In contrast to the restrained arrangements of Blue, the subsequent For The Roses (1972) featured the elaborate horn and woodwind arrangements of Tom Scott, though there was still room for Mitchell's doleful piano. Much of the LP dealt with the ambiguities of exploiting one's personal history for fame and fortune. Mitchell's new maturity, however, extended to writing telling songs about other people's experiences as well as her own, such as 'Cold Blue Steel and Sweet Fire' and her 'Beethoven' number 'Judgement of the Moon and Stars (Ludwig's Tune)'.

Mitchell's fans had to wait until 1974 for another album. With Court and Spark and the live double album Miles of Aisles - and an extensive tour including two visits to Britain - they were amply rewarded. Working with Tom Scott's elegant jazz-rock combo, the LA Express, Mitchell was now projecting an image closer to night-club chic than folksy hippie. Scott's bright, immaculate arrangements, deftly executed by the band, propelled Mitchell's music to new heights of expressiveness.
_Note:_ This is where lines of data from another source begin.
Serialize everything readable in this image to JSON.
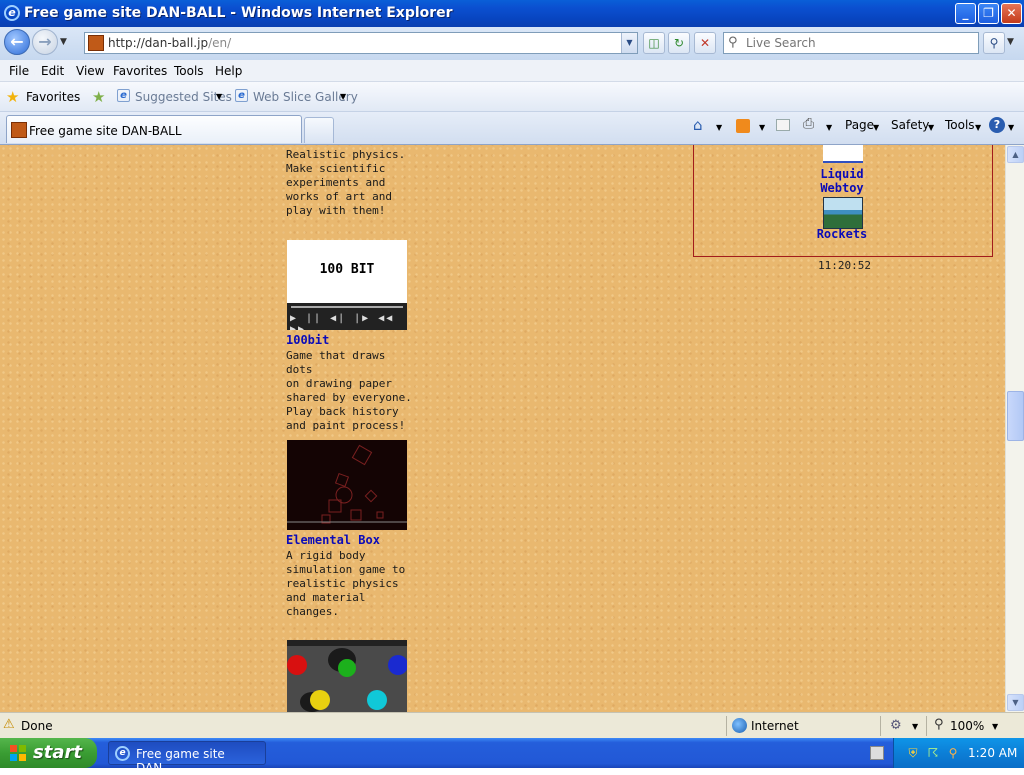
{
  "window": {
    "title": "Free game site DAN-BALL - Windows Internet Explorer",
    "minimize": "_",
    "maximize": "❐",
    "close": "✕"
  },
  "address_bar": {
    "url_host": "http://dan-ball.jp",
    "url_path": "/en/",
    "search_placeholder": "Live Search"
  },
  "menu": [
    "File",
    "Edit",
    "View",
    "Favorites",
    "Tools",
    "Help"
  ],
  "favorites_bar": {
    "favorites": "Favorites",
    "suggested": "Suggested Sites",
    "web_slice": "Web Slice Gallery"
  },
  "tab": {
    "label": "Free game site DAN-BALL"
  },
  "command_bar": {
    "page": "Page",
    "safety": "Safety",
    "tools": "Tools"
  },
  "content": {
    "top_desc": "Realistic physics.\nMake scientific\nexperiments and\nworks of art and\nplay with them!",
    "games": [
      {
        "name": "100bit",
        "thumb_text": "100 BIT",
        "desc": "Game that draws dots\non drawing paper\nshared by everyone.\nPlay back history\nand paint process!"
      },
      {
        "name": "Elemental Box",
        "desc": "A rigid body\nsimulation game to\nrealistic physics\nand material\nchanges."
      }
    ],
    "right_links": [
      {
        "label": "Liquid\nWebtoy"
      },
      {
        "label": "Rockets"
      }
    ],
    "clock": "11:20:52"
  },
  "status": {
    "text": "Done",
    "zone": "Internet",
    "zoom": "100%"
  },
  "taskbar": {
    "start": "start",
    "task_item": "Free game site DAN-...",
    "time": "1:20 AM"
  }
}
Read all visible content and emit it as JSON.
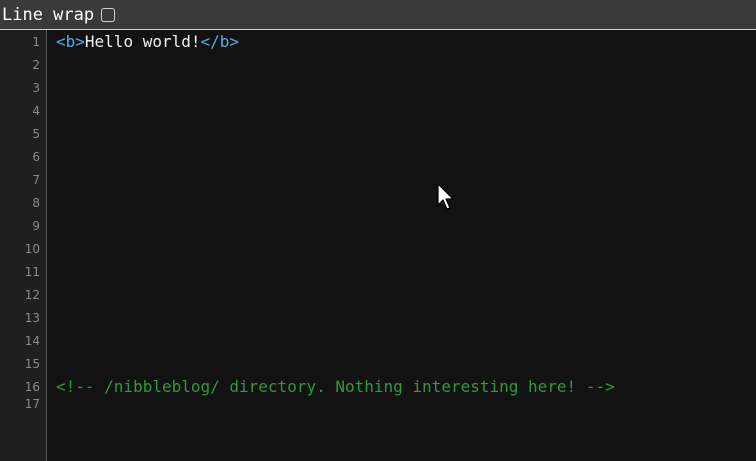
{
  "toolbar": {
    "line_wrap_label": "Line wrap",
    "line_wrap_checked": false
  },
  "gutter": {
    "line_numbers": [
      "1",
      "2",
      "3",
      "4",
      "5",
      "6",
      "7",
      "8",
      "9",
      "10",
      "11",
      "12",
      "13",
      "14",
      "15",
      "16",
      "17"
    ]
  },
  "editor": {
    "line1": {
      "open_tag": "<b>",
      "text": "Hello world!",
      "close_tag": "</b>"
    },
    "line16": {
      "comment": "<!-- /nibbleblog/ directory. Nothing interesting here! -->"
    }
  },
  "colors": {
    "tag": "#5aaee0",
    "text": "#f2f2f2",
    "comment": "#2f9a3a",
    "background": "#121212",
    "gutter": "#1f1f1f",
    "toolbar": "#3a3a3a"
  },
  "icons": {
    "mouse_cursor": "mouse-pointer-icon"
  }
}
Richly melodic and featuring some singularly sharp songs of observation, Court and Spark gave Mitchell an unprecedented commercial success. She still used her songs to reveal her own inner struggles, although a kind of giddy humour now underlay some of the material. This was most noticeable on 'Twisted', an Annie Ross song - the first time Mitchell had sung a song by another writer on her albums, and proof of her increasing desire to jettison rock for jazz.

Summer sophistication

The Hissing of Summer Lawns (1975) confirmed this change of direction. Exceptional for its dearth of confessional material, it was even more elaborately arranged than its predecessor. It touched levels of sophistication rare in pop, both musically and in terms of its subject matter, for the most part a commentary on middle-class American suburbs.

Mitchell carried off this ambitious experiment with remarkable aplomb. Unfortunately much of her trailblazing fell on deaf ears, particularly in America where the critics sharpened their knives for a ritual shredding.

Undaunted Mitchell's next work, Hejira (1976) was just as adventurous. In sharp contrast to the luxuriant textures of The Hissing of Summer Lawns, Hejira echoed the stark beauty of Blue, only this time Mitchell's rhythms derived from jazz and not rock. Named after Muhammed's flight from Mecca to Medina, the LP sprang out of Mitchell's own flight from a relationship. Filled with the restless imagery of travel, the songs indicated an acceptance of the impossibility of reconciling the demands of love and freedom.

In five years Mitchell had made as many great albums. She'd assimilated rock and jazz influences in a unique way. She'd written about a range of subjects and situations with an incisiveness and wit unprecedented in rock. Her more recent work had taken a mystical quality as her desire for musical progress seemed to mirror an inner search.

A reckless release?

It was only on Don Juan's Reckless Daughter (1977) that Mitchell began to show signs of losing her sustained creative momentum. Yet there was much to applaud on the record, particularly the playing of Wayne Shorter and Jaco Pastorius from Weather Report. And Mitchell's poetic consciousness had lost none of its edge, even if she over-reached herself musically on the autobiographical 'Paprika Plains' which occupied an entire side of the album.

In 1979, Joni Mitchell took her preoccupation with jazz to its logical conclusion, collaborating with that giant of post-war jazz, Charles Mingus. The resulting LP, Mingus, her most ambitious yet, proved a critical success but a commercial failure. If Mitchell was to be admired for her audacity in making the album, in truth it failed to match her previous triumphs.

Mingus was followed by a pregnant silence. In 1982 Mitchell returned with Wild Things Run Fast, a hollowish resume of what had gone before. For once Mitchell was not, as she had remarked in 1979, 'pushing the limits………or the perimeters of what entails a popular song'. For once Mitchell had stopped searching. But who knows where her restless spirit will take her next? It is difficult to imagine Joni Mitchell merely reiterating past glories just to satisfy the platinum demands of the record industry.